I tend to agree that printf gives you a nice readable format compared to the other options.

The STL answer to printf sucks. It's way too verbose and it's too hard to understand what the resulting string will look like by glancing at it. It also doesn't allow for positional parameters.

The Boost answer to printf is much better, but still has issues. (it's similar to Python's %: "%s: %d" % "string arg" % 12). It is typesafe, but its failure mode is "crash" (throw exception, sure, but unless you wrap every format with a try/catch, you're likely short-circuiting functionality).

MY answer was the string format function in the Playground library (now defunct). It acts like printf, but with templated variable arguments (up to 14 arguments, IIRC, though C++11 would fix that) that are type safe, and they're also set up so you can define specific behaviors for each object you pass in based on the format types, with the addition of positional parameters ("%1%" means put the first parameter here; this is used extensively when creating translations with multiple substitutions, because word order can change from one language to another).
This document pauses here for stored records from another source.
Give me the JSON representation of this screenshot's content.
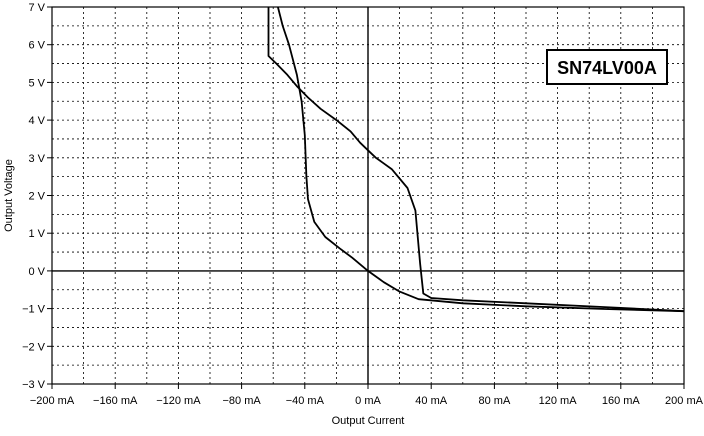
{
  "chart_data": {
    "type": "line",
    "title": "",
    "annotation": "SN74LV00A",
    "xlabel": "Output Current",
    "ylabel": "Output Voltage",
    "xlim": [
      -200,
      200
    ],
    "ylim": [
      -3,
      7
    ],
    "x_unit": "mA",
    "y_unit": "V",
    "grid": true,
    "x_ticks": [
      {
        "value": -200,
        "label": "−200 mA"
      },
      {
        "value": -160,
        "label": "−160 mA"
      },
      {
        "value": -120,
        "label": "−120 mA"
      },
      {
        "value": -80,
        "label": "−80 mA"
      },
      {
        "value": -40,
        "label": "−40 mA"
      },
      {
        "value": 0,
        "label": "0 mA"
      },
      {
        "value": 40,
        "label": "40 mA"
      },
      {
        "value": 80,
        "label": "80 mA"
      },
      {
        "value": 120,
        "label": "120 mA"
      },
      {
        "value": 160,
        "label": "160 mA"
      },
      {
        "value": 200,
        "label": "200 mA"
      }
    ],
    "y_ticks": [
      {
        "value": 7,
        "label": "7 V"
      },
      {
        "value": 6,
        "label": "6 V"
      },
      {
        "value": 5,
        "label": "5 V"
      },
      {
        "value": 4,
        "label": "4 V"
      },
      {
        "value": 3,
        "label": "3 V"
      },
      {
        "value": 2,
        "label": "2 V"
      },
      {
        "value": 1,
        "label": "1 V"
      },
      {
        "value": 0,
        "label": "0 V"
      },
      {
        "value": -1,
        "label": "−1 V"
      },
      {
        "value": -2,
        "label": "−2 V"
      },
      {
        "value": -3,
        "label": "−3 V"
      }
    ],
    "series": [
      {
        "color": "#000000",
        "points": [
          [
            -63,
            7
          ],
          [
            -63,
            6.3
          ],
          [
            -63,
            5.7
          ],
          [
            -58,
            5.5
          ],
          [
            -51,
            5.2
          ],
          [
            -45,
            4.9
          ],
          [
            -38,
            4.6
          ],
          [
            -30,
            4.3
          ],
          [
            -20,
            4.0
          ],
          [
            -11,
            3.7
          ],
          [
            -5,
            3.4
          ],
          [
            0,
            3.2
          ],
          [
            5,
            3.0
          ],
          [
            15,
            2.7
          ],
          [
            25,
            2.2
          ],
          [
            30,
            1.6
          ],
          [
            33,
            0.2
          ],
          [
            35,
            -0.6
          ],
          [
            40,
            -0.72
          ],
          [
            60,
            -0.78
          ],
          [
            100,
            -0.86
          ],
          [
            150,
            -0.96
          ],
          [
            200,
            -1.07
          ]
        ]
      },
      {
        "color": "#000000",
        "points": [
          [
            -57,
            7
          ],
          [
            -54,
            6.5
          ],
          [
            -50,
            6.0
          ],
          [
            -45,
            5.2
          ],
          [
            -42,
            4.5
          ],
          [
            -40,
            3.6
          ],
          [
            -39,
            2.5
          ],
          [
            -38,
            1.9
          ],
          [
            -34,
            1.3
          ],
          [
            -27,
            0.9
          ],
          [
            -18,
            0.6
          ],
          [
            -10,
            0.35
          ],
          [
            0,
            0
          ],
          [
            10,
            -0.3
          ],
          [
            20,
            -0.55
          ],
          [
            32,
            -0.75
          ],
          [
            60,
            -0.86
          ],
          [
            100,
            -0.94
          ],
          [
            150,
            -1.01
          ],
          [
            200,
            -1.07
          ]
        ]
      }
    ]
  }
}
If you pass in an object without a template definition, it's a compile error. When you define the formatting action for an object, it requires that you handle string, int, and double format cases; if you ask for %d or %f for a string, it might return the length of the string, but it won't crash. If you ask for a string (%s) and give it a number, it would hand you a reasonable format for the number type in question. If you accidentally pass in a pointer instead of an object, it will print the pointer in a reasonable way (a %s will print it as a %x, for instance, though %f might just print 0 and log an error -- no crashing necessary). If you give it a positional parameter, it picks the right one; if one doesn't exist, it could substitute in a string to that effect, but it's typesafe and doesn't need to be undefined or throw an error.

As far as I am concerned, that was by far the best answer I've ever seen for string formatting in C++, and it's what I miss the most about that library (it's impossible to download and use legally any more, though at one time it was free). People familiar with printf could act as if this were a magical printf that couldn't crash, was type safe, and always did something reasonable with whatever you pass (or it wouldn't compile). Maybe someday I'll reimplement it in an open source/free library (complete with Lua bindings, of course). For now I'm just doing enough more of my code in Lua that I haven't bothered.